I had a lot of preconceptions about breastfeeding before Georgia was born. I would breastfeed for exactly one year, I wouldn’t breastfeed in public, and I probably wouldn’t need the maternity bra I had bought. I’d never need to use bottles or the unused hand pump someone had passed my way. And Hova didn’t need to worry about night feedings, because I was always going to be there for my baby.
I trusted that it would be so natural for me that angels would burst into song the first time newborn Georgia latched. And she did latch, easily, right away. And then so constantly I could barely put her down before she was crying to be fed again. She was nursing healthily, perfectly, even too much. The lactation consultant at the hospital told me that Georgia was a non-nutritive sucker, using me for a binky, and that though she rarely suggested it as an option, I might consider giving her one. She gave me sticky lanolin cream and assured me I’d get the hang of it.
It wasn't pretty: My nipples cracked, bled and felt like glass shards were piercing them. Everything I had read said breastfeeding is not supposed to hurt. La Leche League [1] was judgmental and I kept feeling like I was doing something wrong, and that my baby would be sickly and stunted if I didn’t continue with the breastfeeding. And my midwives had proven less than fully supportive during Georgia’s birth, so I wasn’t feeling too trusting of them. Every one of them told me I couldn’t possibly have what I thought I had — thrush [2]— so I felt dumb, alone and in pain.
I shamefully researched organic [2] formula (there was only one option at the time), and hopelessness mounted. I felt like a quitter: so I couldn’t deal with a little pain for my baby’s health? I’d gone through drug-free labor; I couldn’t handle this? I decided I would stick with breastfeeding for three months, and then if it was still painful I would go with formula. Needless to say, after a month of ongoing agony, came a horrible relief. Georgia's pediatrician assured me, we did indeed have thrush. I started a long course of treatment, bouncing the thrush back and forth between us, before finally getting rid of it for good.

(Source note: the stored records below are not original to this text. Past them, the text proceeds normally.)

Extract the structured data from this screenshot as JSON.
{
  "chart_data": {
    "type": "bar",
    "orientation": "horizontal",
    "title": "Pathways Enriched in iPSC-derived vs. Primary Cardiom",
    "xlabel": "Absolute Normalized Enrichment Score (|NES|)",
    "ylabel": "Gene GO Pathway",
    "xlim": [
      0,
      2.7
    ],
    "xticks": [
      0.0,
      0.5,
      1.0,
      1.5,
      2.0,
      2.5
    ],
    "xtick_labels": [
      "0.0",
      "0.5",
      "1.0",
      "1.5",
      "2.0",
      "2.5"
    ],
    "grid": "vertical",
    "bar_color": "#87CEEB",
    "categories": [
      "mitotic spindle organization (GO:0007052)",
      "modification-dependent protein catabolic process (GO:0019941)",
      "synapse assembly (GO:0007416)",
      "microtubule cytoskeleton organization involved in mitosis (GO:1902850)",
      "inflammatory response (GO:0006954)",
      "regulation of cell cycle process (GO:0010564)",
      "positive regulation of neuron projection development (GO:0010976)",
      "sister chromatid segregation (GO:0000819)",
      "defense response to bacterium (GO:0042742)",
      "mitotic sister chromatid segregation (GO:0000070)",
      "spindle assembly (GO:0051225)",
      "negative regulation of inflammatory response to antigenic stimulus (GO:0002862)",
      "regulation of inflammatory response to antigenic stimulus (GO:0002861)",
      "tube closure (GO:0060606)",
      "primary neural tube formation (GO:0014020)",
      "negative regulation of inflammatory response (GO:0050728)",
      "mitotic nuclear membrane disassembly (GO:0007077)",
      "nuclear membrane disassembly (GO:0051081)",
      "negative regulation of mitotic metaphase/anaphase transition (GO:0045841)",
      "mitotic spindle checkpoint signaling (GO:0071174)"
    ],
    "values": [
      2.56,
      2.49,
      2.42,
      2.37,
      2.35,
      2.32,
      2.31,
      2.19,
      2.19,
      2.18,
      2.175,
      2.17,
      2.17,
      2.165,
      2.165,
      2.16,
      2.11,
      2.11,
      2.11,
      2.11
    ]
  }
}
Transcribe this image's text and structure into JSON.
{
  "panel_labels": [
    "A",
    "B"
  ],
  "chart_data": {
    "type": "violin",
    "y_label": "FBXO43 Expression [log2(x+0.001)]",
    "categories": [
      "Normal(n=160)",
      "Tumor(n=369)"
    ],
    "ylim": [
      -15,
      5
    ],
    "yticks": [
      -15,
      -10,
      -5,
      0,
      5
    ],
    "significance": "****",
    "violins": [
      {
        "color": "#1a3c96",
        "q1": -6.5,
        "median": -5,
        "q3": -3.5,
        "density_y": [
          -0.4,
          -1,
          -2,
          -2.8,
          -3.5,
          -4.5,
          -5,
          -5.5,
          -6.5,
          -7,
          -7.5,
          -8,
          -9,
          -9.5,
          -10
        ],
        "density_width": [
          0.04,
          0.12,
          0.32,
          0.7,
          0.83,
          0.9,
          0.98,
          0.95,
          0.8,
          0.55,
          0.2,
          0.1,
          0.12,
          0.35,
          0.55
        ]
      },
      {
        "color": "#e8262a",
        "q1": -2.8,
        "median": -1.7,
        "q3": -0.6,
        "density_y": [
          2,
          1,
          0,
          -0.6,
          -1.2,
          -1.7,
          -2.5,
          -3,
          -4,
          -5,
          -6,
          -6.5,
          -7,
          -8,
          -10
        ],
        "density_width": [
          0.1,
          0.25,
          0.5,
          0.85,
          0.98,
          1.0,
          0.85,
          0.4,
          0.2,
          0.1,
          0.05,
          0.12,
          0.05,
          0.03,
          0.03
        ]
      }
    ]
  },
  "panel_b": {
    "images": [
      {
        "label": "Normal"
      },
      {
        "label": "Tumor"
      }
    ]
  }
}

Once the thrush was gone it was like the angels burst into song. Breastfeeding was so sweet, and it was glorious to look into my baby’s eyes and know she was finally, peacefully, getting what she needed. My milk flowed copiously. I pumped what she couldn’t drink to stave off engorgement, and halfheartedly joked about sending my milk to the hospital to give to people who were having problems, not realizing that in fact Human Milk Banks [3] were, though not common at all, certainly established.
About those preconceptions: by the time Georgia was three months old, I decided I’d breastfeed as long as she wanted, as long as she couldn’t speak in full sentences, I fed her wherever I was comfortable, and I ended up with several fabulously fitting Medela maternity bras and lots of doohickeys to try to hold the milk in. I even invested in a small electric pump that emitted a disturbing “moooooo” as it drew the milk from my breast. Hova got to feed Georgia breast milk from a bottle, and I became a breastfeeding advocate. I still think many lactation advocates can be too militant, and that everyone has to find their own way, whether you use binkys or bottles. So take it from one momster, talk about your problems and get all the support you can, and ditch the formula samples. [4] Because the temptation to give up is enormous when you’re sleep deprived and in pain.